Why Do We Bond at the Service Panel and Not a Subpanel?

An important question was raised by one of our viewers. Why do we bond at the Service Panel and not at the sub panels? Check out our article and watch the YouTube video were Dustin explains the significance of this practice.

One of our viewers raised a very important question. Why do we bond at the Service Panel and not at the sub-panels? This is a very valid and super important question. A question that Dustin brings answers to in this article and the video below.

Video from Electrician U’s YouTube Channel: https://youtu.be/6QEYg4wX70E

The Principle of Electrical Bonding

Many electricians widely practice bonding neutral and ground together at the service panel and not at the sub-panels when wiring electrical services. One might wonder why this is done. The answer to this crucial question lies in understanding the basic mechanics of electrical circuits. The service panel receives ungrounded (hot) conductors and grounded (neutral) conductors in a standard setup. Note there is no equipment grounding conductor brought into the service. Rather a ground is “derived” from the bonding point with a neutral. The main service disconnecting means represents the primary juncture where the neutral and grounding conductors interconnect or bond.

Following this, the conductors may proceed to another panel, where the neutral and ground conductors remain separated. For more information about why we bond, check out this YouTube video we made about bonding electrical services.

The Significance of Grounding Conductor

The primary function of the equipment grounding conductor is to establish a fault path from the metal enclosure, or parts, near energized conductors. Touching an energized metallic casing of a piece of equipment can result in an electric shock. So a method of ensuring a breaker trips when this happens, is crucial.

The grounded neutral conductor on the secondary side of the utility transformer allows us to carry fault current from a fault back up to the transformer. In doing this we allow a complete loop from the fault, to the transformer, and back to the fault. When we bond all of the equipment grounding conductors together with the system neutral, we allow any fault-current from a ground-fault anywhere on the system to take the path back up to the transformer, via the system neutral. This completes a circuit, allowing for an incredible amount of current to travel through the circuit. Which then forces the energized circuit conductor’s breaker to trip. Without this grounding conductor protecting metallic equipment, there is no other means available to de-energize this equipment if a person were to touch it.

Mitigating Objectionable Current

The main reason for maintaining the separation of conductors beyond the service panel is to combat the problem of Objectionable Current. This phenomenon occurs when current unexpectedly diverts into unanticipated pathways. Under normal circumstances, current travels via the hot wires and finds its way back either through the grounded or another ungrounded conductor.

However, when a wire becomes disconnected and unintentionally makes contact with other surfaces, Objectionable Current surfaces. This causes the current to stray off its intended path. The neutral conductor carries any imbalance which occurs between two or more circuits, whereas ground conductors should never carry current. By bonding at the service panel only, we restrict Objectionable Current from flowing through both the neutral and ground simultaneously. Avoiding potential electrical chaos. Separating conductors effectively controls the desired current flow, significantly reducing the likelihood of electrical complications.
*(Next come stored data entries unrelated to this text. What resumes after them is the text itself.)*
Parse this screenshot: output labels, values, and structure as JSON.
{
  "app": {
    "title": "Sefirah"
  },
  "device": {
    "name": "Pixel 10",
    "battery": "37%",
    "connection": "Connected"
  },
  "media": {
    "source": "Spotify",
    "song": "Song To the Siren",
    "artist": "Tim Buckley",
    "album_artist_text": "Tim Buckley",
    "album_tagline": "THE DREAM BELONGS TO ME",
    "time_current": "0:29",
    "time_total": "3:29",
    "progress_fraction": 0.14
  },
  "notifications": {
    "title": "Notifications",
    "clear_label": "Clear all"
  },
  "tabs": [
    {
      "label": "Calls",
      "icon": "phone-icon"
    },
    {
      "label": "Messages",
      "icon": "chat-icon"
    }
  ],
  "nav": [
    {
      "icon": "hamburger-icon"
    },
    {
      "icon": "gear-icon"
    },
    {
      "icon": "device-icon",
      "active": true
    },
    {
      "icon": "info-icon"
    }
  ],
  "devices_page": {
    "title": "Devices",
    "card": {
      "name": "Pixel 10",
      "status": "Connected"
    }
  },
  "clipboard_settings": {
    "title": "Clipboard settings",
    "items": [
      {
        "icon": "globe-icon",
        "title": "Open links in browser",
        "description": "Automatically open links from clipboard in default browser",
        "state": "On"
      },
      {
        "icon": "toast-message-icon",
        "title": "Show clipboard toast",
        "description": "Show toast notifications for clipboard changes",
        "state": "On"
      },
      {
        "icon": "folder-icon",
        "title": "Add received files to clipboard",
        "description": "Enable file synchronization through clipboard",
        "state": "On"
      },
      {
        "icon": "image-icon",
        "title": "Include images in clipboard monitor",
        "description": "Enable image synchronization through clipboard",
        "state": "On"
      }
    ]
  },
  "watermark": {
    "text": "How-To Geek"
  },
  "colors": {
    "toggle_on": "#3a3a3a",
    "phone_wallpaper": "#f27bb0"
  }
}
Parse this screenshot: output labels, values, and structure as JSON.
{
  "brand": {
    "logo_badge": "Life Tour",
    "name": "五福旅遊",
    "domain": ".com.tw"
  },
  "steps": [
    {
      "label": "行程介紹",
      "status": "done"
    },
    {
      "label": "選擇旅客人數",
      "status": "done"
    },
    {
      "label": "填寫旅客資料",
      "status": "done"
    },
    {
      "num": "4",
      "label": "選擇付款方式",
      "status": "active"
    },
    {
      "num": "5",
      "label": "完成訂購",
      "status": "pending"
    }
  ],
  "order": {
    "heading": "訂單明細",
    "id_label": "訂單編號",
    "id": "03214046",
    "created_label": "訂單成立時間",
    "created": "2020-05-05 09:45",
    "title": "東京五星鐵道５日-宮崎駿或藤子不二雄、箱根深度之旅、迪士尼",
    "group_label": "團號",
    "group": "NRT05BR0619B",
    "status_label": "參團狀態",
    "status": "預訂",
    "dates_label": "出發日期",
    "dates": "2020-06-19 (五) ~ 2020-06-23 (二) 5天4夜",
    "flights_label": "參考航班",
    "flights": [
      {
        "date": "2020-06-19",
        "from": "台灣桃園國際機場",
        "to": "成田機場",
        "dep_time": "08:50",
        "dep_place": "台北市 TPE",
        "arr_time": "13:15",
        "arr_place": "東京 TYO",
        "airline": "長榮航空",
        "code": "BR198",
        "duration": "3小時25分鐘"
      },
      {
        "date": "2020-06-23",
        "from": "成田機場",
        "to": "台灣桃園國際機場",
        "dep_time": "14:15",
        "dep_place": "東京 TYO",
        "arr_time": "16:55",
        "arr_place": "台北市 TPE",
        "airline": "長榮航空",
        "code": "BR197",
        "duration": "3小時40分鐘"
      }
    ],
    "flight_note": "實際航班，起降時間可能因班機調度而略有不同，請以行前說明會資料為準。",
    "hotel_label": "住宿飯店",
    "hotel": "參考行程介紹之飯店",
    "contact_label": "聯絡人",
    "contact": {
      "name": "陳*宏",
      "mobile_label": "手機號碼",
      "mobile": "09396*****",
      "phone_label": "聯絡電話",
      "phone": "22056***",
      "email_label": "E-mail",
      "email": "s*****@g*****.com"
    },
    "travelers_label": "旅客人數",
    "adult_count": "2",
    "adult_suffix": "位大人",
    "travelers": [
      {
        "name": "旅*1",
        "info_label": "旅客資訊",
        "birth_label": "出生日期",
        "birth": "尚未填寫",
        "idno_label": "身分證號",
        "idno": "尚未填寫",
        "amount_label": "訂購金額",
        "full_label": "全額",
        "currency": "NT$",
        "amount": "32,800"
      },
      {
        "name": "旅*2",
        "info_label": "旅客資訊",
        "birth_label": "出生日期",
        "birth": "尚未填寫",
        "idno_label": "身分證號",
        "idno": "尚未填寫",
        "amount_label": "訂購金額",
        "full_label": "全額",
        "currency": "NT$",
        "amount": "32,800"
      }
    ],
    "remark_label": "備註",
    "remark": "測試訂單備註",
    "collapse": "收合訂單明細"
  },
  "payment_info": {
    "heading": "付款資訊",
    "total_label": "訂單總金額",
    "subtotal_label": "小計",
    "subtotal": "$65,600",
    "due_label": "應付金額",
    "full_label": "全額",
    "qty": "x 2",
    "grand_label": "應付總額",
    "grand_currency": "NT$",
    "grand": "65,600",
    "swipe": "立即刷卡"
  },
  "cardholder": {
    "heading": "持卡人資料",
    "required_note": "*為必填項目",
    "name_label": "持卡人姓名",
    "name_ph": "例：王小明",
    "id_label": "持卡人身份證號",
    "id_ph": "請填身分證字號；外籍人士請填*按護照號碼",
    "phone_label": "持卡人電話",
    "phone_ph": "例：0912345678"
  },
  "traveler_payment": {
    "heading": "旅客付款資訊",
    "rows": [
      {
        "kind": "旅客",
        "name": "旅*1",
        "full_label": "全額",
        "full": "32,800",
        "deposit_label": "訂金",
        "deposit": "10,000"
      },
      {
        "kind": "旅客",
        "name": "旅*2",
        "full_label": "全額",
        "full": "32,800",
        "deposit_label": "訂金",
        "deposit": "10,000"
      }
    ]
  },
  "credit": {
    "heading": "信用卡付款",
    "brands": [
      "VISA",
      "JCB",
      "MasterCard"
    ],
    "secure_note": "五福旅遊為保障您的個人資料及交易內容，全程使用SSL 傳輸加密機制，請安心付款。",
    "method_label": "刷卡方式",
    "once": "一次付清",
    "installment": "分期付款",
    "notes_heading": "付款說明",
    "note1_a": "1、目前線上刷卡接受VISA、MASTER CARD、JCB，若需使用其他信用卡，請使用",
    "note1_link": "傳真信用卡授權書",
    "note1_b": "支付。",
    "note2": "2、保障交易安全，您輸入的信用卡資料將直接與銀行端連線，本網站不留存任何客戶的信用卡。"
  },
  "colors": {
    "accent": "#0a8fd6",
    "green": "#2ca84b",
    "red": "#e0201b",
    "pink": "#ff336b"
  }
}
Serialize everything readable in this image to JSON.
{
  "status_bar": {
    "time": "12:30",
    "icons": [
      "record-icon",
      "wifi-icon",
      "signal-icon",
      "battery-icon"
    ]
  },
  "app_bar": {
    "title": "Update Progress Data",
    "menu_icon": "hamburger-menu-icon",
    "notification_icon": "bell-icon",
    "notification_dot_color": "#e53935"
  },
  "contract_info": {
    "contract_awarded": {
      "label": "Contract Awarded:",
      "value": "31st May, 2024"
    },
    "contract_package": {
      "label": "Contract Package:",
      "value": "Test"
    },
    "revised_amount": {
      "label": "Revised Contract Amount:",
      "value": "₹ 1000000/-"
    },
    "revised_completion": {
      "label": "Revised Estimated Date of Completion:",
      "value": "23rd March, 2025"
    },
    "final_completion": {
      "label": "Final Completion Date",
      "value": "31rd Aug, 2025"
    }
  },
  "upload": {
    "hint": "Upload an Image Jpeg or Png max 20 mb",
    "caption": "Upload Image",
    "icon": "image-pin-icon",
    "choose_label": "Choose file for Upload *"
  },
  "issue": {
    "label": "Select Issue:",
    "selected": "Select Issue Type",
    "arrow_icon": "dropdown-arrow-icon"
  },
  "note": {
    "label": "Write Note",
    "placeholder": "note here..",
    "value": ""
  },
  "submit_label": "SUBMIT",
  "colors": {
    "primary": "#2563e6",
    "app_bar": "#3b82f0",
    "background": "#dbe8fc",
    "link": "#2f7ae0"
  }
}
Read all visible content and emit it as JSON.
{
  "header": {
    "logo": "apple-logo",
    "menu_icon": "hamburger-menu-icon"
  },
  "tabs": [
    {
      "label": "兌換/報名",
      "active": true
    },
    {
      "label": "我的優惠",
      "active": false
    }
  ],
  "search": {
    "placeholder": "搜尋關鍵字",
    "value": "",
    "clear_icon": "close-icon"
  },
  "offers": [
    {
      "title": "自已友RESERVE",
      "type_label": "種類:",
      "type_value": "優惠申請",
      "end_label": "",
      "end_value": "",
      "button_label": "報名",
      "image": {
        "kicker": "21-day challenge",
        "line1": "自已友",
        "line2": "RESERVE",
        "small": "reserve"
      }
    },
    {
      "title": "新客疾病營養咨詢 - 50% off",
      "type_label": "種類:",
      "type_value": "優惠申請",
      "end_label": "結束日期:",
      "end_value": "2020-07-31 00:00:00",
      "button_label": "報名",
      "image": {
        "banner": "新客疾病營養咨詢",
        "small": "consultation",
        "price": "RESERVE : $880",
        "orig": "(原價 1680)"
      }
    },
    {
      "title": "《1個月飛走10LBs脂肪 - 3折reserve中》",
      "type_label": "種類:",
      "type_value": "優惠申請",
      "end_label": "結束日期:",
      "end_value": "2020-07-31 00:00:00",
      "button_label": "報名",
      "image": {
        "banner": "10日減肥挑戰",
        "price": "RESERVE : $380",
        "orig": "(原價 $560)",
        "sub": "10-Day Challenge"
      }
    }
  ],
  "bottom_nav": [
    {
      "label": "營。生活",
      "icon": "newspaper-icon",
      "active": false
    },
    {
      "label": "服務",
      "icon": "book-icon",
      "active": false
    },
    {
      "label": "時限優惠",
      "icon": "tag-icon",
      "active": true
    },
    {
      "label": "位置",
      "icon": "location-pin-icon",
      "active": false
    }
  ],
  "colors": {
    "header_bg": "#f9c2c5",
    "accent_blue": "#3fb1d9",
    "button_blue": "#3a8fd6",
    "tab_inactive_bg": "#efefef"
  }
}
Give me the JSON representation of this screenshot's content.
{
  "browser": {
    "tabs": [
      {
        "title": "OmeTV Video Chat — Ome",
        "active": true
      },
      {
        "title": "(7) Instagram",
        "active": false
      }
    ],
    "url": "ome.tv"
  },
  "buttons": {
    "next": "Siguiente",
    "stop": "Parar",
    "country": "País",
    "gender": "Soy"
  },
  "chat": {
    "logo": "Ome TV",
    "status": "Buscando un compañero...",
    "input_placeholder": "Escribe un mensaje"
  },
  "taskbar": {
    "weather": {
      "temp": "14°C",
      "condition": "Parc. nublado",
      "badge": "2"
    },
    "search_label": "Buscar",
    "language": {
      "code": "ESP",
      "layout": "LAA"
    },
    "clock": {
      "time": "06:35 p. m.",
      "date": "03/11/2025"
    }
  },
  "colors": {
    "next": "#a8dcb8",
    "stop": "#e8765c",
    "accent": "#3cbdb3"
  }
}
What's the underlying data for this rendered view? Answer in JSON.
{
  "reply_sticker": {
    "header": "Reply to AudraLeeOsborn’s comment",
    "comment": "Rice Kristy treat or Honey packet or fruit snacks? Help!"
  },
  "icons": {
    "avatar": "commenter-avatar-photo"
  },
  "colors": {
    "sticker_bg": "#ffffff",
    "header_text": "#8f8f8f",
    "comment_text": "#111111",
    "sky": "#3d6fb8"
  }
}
Dustin working in an electrical service panel

Responding to Ground Faults

Consider a scenario where a ground fault occurs. For instance, when an ungrounded conductor comes into contact with a dryer’s casing. In such an event, the grounding conductor carries the objectionable current back to the service panel, where it bonds with the neutral to complete the circuit. The load is no longer part of the equation as the contact with the casing bypasses the load. Leading to a surge in current that trips the breaker, as intended. Without a grounding conductor and completed circuit, there would be potential for current to flow through all downstream metal from the service point, as well as all neutrals along the way, which could cause serious harm to other equipment.

Why Not Bond at Every Panel?

You might think that additional ground-to-neutral bonding at each panel location would be beneficial. However, if bonding occurred at every panel, multiple paths for the current could form. Potentially leading the current away from its source, thereby defeating the purpose of current control. Moreover, if the neutral and ground were bonded at every panel, it could potentially send electrical energy to every device connected to all circuits under certain circumstances. All neutrals and all grounds could potentially carry fault-current at the same time.

For this reason, the bonding of all grounds and neutrals is carried out at one specific point only – the service panel. This strategy helps maintain control over the current flow, preventing it from energizing other connected devices or systems, thus ensuring safer and more efficient electrical circuits.